Scrivevamo l’anno scorso, commentando il precedente rapporto del “Governance Poll”, che gli enti locali erano la più sicura palestra dove allevare una nuova classe dirigente. Osservazione in sé abbastanza ovvia, che però va in parte ripensata e forse riformulata alla luce del rapporto di quest’anno.
Sarebbe meglio dire che negli enti locali cresce una nuova possibile dirigenza, in grado forse d’imporsi a livello nazionale, a patto che abbia la capacità di misurarsi con il principio di realtà. Detto in altri termini, è difficile governare una città, una provincia o una regione in tempi di recessione, nella crescente debolezza delle risorse economiche. Un buon sindaco oggi deve essere straordinario per riuscire a mantenere più o meno intatta la sua popolarità.
Non tutti ci riescono. Negli anni della spesa pubblica era assai più facile amministrare un capoluogo o una regione, il che equivale anche a dire che era molto più semplice creare consenso e mantenerlo. Oggi il consenso si forma sulle aspettative, sulla speranza di affidare le chiavi del potere a personaggi percepiti come estranei alla «casta», ossia al circuito di un vecchio “establishment”. Ma una simile figura, quando si riesce a individuarla, incontra rilevanti difficoltà, dopo l’elezione, a mantenere le promesse fatte. Oppure più semplicemente a mostrarsi all’altezza delle attese. Quindi s’innesca il meccanismo della delusione, che rischia di «bruciare» un potenziale leader nazionale.

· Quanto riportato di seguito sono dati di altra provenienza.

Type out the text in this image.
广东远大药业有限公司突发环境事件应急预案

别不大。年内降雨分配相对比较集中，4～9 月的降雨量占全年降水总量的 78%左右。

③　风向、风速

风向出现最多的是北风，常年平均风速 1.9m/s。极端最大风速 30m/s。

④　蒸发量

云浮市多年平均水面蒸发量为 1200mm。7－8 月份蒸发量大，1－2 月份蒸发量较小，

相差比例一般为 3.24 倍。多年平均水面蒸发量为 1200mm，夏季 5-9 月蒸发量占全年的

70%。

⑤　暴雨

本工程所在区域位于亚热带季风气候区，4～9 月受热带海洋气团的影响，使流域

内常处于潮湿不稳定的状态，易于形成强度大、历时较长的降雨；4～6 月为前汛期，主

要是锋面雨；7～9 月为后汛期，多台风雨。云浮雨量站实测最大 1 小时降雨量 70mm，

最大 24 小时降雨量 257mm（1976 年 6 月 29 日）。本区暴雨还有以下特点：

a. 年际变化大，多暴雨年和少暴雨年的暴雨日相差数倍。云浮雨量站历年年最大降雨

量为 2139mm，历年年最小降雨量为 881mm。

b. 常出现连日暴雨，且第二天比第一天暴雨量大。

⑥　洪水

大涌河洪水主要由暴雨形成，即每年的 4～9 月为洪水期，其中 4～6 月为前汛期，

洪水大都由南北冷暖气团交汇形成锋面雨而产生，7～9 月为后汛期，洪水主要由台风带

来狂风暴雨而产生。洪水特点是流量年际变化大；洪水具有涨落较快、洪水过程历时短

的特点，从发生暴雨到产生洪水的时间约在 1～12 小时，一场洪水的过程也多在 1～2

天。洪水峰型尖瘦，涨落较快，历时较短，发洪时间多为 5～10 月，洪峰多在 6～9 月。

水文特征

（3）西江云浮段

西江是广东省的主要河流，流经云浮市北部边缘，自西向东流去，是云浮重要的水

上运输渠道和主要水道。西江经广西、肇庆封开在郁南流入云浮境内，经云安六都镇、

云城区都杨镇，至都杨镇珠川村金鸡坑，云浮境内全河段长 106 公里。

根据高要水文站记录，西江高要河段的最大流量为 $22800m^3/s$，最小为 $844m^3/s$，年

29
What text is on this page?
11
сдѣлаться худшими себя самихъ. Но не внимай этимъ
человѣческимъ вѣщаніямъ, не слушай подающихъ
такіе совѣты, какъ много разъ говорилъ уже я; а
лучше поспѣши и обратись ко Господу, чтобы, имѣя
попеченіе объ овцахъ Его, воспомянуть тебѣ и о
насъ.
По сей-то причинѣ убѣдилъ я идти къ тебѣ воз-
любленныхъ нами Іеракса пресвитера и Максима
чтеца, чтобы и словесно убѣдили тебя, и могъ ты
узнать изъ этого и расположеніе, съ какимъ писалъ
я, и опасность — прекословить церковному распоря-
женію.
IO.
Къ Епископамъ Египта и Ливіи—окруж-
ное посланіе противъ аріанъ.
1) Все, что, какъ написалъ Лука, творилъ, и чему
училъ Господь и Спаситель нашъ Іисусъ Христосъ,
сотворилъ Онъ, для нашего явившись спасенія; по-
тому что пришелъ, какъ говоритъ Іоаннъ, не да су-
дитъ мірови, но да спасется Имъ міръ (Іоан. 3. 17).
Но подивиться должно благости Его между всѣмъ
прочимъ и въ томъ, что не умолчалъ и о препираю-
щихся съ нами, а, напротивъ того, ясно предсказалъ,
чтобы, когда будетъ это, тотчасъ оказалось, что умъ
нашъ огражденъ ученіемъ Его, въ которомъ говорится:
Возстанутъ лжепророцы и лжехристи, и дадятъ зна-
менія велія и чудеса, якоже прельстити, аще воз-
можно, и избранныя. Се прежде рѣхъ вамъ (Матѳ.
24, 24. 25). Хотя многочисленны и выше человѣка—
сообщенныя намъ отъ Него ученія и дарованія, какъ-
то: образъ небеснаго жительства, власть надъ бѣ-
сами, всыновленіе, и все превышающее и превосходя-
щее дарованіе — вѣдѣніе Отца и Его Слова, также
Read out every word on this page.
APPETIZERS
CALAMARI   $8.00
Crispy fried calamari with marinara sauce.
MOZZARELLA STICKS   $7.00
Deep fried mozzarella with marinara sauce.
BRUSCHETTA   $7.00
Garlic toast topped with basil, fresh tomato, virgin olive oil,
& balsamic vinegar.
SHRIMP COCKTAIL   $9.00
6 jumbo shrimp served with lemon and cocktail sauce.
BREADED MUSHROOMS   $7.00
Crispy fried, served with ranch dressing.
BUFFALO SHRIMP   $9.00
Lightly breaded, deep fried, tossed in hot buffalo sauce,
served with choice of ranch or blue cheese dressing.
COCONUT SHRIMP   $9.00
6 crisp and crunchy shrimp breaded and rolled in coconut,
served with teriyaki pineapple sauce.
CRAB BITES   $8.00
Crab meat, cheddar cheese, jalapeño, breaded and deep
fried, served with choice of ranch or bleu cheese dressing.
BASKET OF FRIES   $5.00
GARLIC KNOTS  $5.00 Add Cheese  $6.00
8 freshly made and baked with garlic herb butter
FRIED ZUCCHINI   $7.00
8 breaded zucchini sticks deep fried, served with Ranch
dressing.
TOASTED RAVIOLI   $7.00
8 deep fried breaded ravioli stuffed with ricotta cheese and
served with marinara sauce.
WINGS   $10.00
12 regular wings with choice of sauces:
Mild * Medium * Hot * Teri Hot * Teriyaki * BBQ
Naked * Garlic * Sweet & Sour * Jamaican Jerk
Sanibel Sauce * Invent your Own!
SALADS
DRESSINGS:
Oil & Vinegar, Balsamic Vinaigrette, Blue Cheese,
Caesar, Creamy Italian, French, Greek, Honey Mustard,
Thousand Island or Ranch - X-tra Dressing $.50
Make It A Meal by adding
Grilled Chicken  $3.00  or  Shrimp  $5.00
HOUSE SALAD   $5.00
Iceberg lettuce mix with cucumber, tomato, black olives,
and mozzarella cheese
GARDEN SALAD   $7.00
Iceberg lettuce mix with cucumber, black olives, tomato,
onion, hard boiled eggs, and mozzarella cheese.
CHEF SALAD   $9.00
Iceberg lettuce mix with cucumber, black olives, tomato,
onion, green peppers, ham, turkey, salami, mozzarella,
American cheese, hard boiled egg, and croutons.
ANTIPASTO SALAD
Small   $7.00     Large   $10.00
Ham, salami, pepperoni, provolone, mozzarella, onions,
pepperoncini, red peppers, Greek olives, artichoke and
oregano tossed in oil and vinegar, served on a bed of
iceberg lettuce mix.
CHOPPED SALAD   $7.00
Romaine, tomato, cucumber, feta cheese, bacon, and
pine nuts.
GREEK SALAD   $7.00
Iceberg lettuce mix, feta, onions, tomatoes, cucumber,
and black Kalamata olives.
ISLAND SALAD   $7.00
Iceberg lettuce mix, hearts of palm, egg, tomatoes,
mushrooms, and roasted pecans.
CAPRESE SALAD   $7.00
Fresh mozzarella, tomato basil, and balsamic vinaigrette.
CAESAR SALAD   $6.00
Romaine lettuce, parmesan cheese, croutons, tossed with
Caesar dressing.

Ecco allora che il tema degli scorsi anni (la nascita della nuova classe dirigente nelle amministrazioni locali) va adeguato ai tempi di vacche magre in cui siamo costretti a vivere.
Il caso di Matteo Renzi è significativo al riguardo. Il giovane sindaco di Firenze è una figura talentuosa e un ottimo comunicatore. Era stato eletto a Palazzo Vecchio sull’onda di grandi speranze. L’anno scorso il “Governance Poll” lo collocava in cima alla graduatoria, al primo posto. Era già primo cittadino da un anno e mezzo, ma l’onda lunga della popolarità non era stata scalfita dalle asprezze della vita amministrativa. Oggi, passato un anno, Renzi è precipitato quasi a metà classifica.
Cosa è successo? Non risulta che il sindaco abbia commesso grossi errori, anzi è stato un amministratore piuttosto dinamico. E il suo profilo nazionale è persino cresciuto, essendosi egli proposto come «uomo nuovo» del centrosinistra riformista. Eppure è partito il treno della disillusione. Quando la crisi morde, c’è sempre qualche categoria che si sente danneggiata più delle altre: dagli albergatori ai commercianti fino ai cittadini di tutti i ceti che, ad esempio, giudicano sporche le strade o poco curata l’illuminazione. Avere scarsi denari significa aumentare il numero degli scontenti, significa risparmiare oltre misura e non avere strumenti compensativi.
Questo spiega il parziale e forse provvisorio declino di Renzi, peraltro da lui stesso previsto un anno fa. Ma spiega anche il caso Pisapia, il sindaco inatteso che ha bruciato in pochi mesi la magìa della sua elezione in una Milano città complessa e faticosa da governare come mai in passato. È lo stesso paradosso di Firenze, solo più rapidamente consumato. E forse non è un caso che in testa alla classifica ci sia quest’anno il napoletano De Magistris. Nel capoluogo campano la speranza resiste perchè è la sola merce abbondante. Ci si aggrappa ancora al sindaco come all’uomo dei miracoli e gli si concede un lasso temporale che è negato ad altri, a latitudini più settentrionali.
Anche questa contraddizione fra Nord e Sud è una conseguenza della crisi, visto che nel Settentrione più ricco si rischia di essere delusi più in fretta. Fra le eccezioni positive c’è Tosi a Verona e in particolare Piero Fassino a Torino, prova evidente che la vecchia scuola politica a volte aiuta a fronteggiare i momenti difficili. Ma non basta per essere ottimisti. È vero, negli enti locali si prepara ancora il futuro. Ma il problema è che nessuno è in grado di decifrarlo.